Complexity of Multiple Caregivers
As discussed in Module 2, secure attachments to multiple caregivers can have a positive effect on a young child’s development by introducing multiple coping styles and many opportunities for healthy rupture and repair leading to high resilience. Simply put, a child has more than one internal map with which to react and respond to external event. However, the reverse is true with multiple insecure attachments, which place a child at a higher risk for complex trauma.

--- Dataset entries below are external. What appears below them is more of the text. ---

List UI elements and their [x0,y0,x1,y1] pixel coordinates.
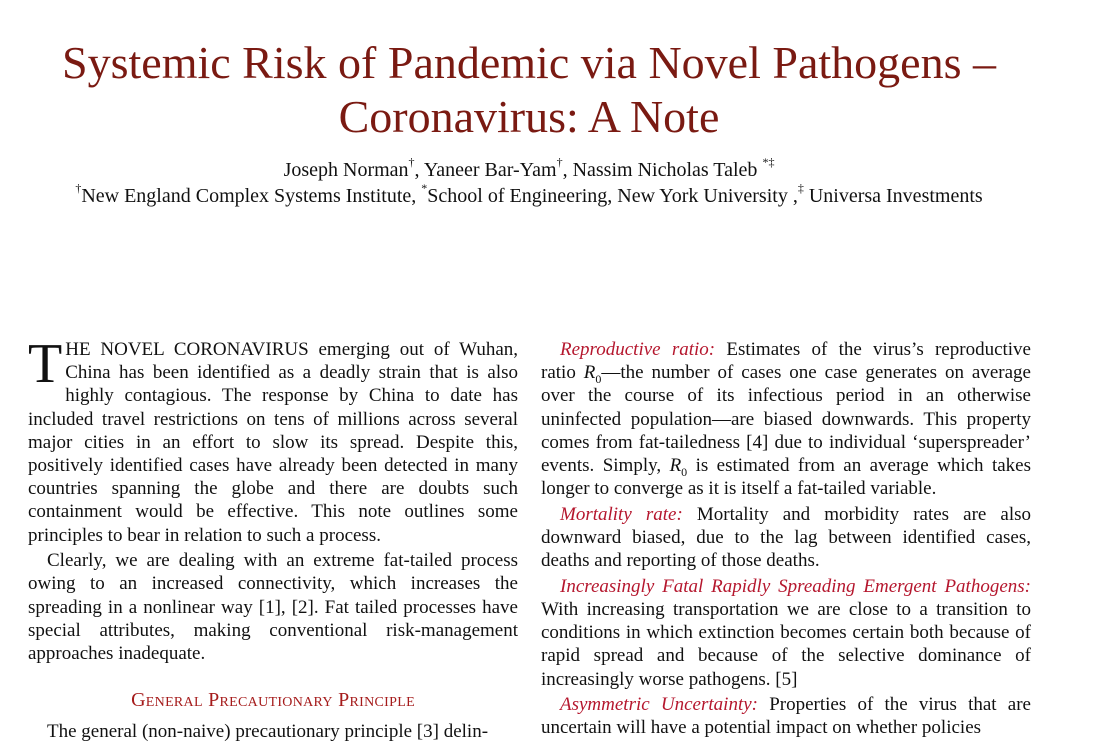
intro-paragraph: T HE NOVEL CORONAVIRUS emerging out of Wu… [28,333,518,547]
paragraph-term: Increasingly Fatal Rapidly Spreading Eme… [560,575,1031,597]
author-mark: † [408,155,415,170]
paragraph-text: With increasing transportation we are cl… [541,599,1031,690]
math-symbol: R [583,362,596,384]
math-subscript: 0 [681,464,688,479]
body-paragraph: Clearly, we are dealing with an extreme … [28,550,518,665]
intro-text: emerging out of Wuhan, China has been id… [28,339,518,546]
paragraph-term: Mortality rate: [560,503,683,525]
drop-cap: T [28,333,63,395]
affiliation-name: Universa Investments [808,185,983,207]
body-paragraph: Mortality rate: Mortality and morbidity … [541,503,1031,573]
section-heading: General Precautionary Principle [131,689,415,712]
author-name: Joseph Norman [283,159,409,181]
paper-title: Systemic Risk of Pandemic via Novel Path… [62,37,996,142]
affiliation-mark: ‡ [797,181,804,196]
math-variable: R0 [583,362,602,386]
paragraph-term: Asymmetric Uncertainty: [560,694,758,716]
math-subscript: 0 [595,372,602,386]
body-paragraph: Asymmetric Uncertainty: Properties of th… [541,693,1031,739]
body-paragraph: Reproductive ratio: Estimates of the vir… [541,338,1031,500]
author-list: Joseph Norman†, Yaneer Bar-Yam†, Nassim … [283,155,775,181]
paragraph-text: —the number of cases one case generates … [541,362,1031,477]
math-variable: R0 [669,455,688,479]
right-column: Reproductive ratio: Estimates of the vir… [541,338,1031,742]
body-paragraph: The general (non-naive) precautionary pr… [47,721,489,743]
paragraph-term: Reproductive ratio: [560,339,716,360]
affiliation-name: School of Engineering, New York Universi… [427,185,798,207]
paragraph-text: Estimates of the virus’s reproductive ra… [541,339,1031,384]
affiliation-list: †New England Complex Systems Institute, … [20,181,1038,209]
author-name: Nassim Nicholas Taleb [572,159,758,181]
left-column: T HE NOVEL CORONAVIRUS emerging out of Wu… [28,333,518,746]
body-paragraph: Increasingly Fatal Rapidly Spreading Eme… [541,575,1031,691]
author-name: Yaneer Bar-Yam [423,159,557,181]
intro-caps: HE NOVEL CORONAVIRUS [65,339,309,360]
paragraph-text: Mortality and morbidity rates are also d… [541,503,1032,572]
affiliation-mark: † [75,181,82,196]
math-symbol: R [669,455,682,477]
paragraph-text: is estimated from an average which takes… [541,455,1031,500]
affiliation-mark: * [421,181,428,196]
author-mark: † [556,155,563,170]
affiliation-name: New England Complex Systems Institute, [81,185,417,207]
author-mark: *‡ [762,155,775,170]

When a child’s primary caregivers have not allowed the infant/young child to experience the safety of a parent’s protection and attuned caregiving, a child is more likely to be mistrusting of other caregiving attempts and may even view them as intrusive, dangerous, and potentially life threatening. If a child with this history of attachment insults is taken from an “inadequate” environment and placed in a “temporary” environment, where attempts to deliver consistent, sensitive caregiving may not be present, there will most likely be a deepening of the mistrust of caregivers and a greater disturbance in the willingness and capacity to develop a secure attachment.
The child who has suffered inappropriate care to the point of having an attachment disorder (see Module 2, Handout 1 for Attachment Styles) is very vulnerable to multiple attachment injuries. This is because they have less trust and capacity to make additional attachments based on their earlier experience. Without help to understand the disturbance in the child and support to help heal and bridge the trust gap, a child is likely to re-experience inadequate care thus reinforcing the pattern or relationship template of mistrust of caregiving relationships.
Multiple placements for a child translate into multiple traumatic experiences of failed attachments. These traumatic experiences deeply affect children’s sense of self and relationships others. It sets them up for an internal world of disorganized (disordered) sense of self, interactions with others, and the world around them.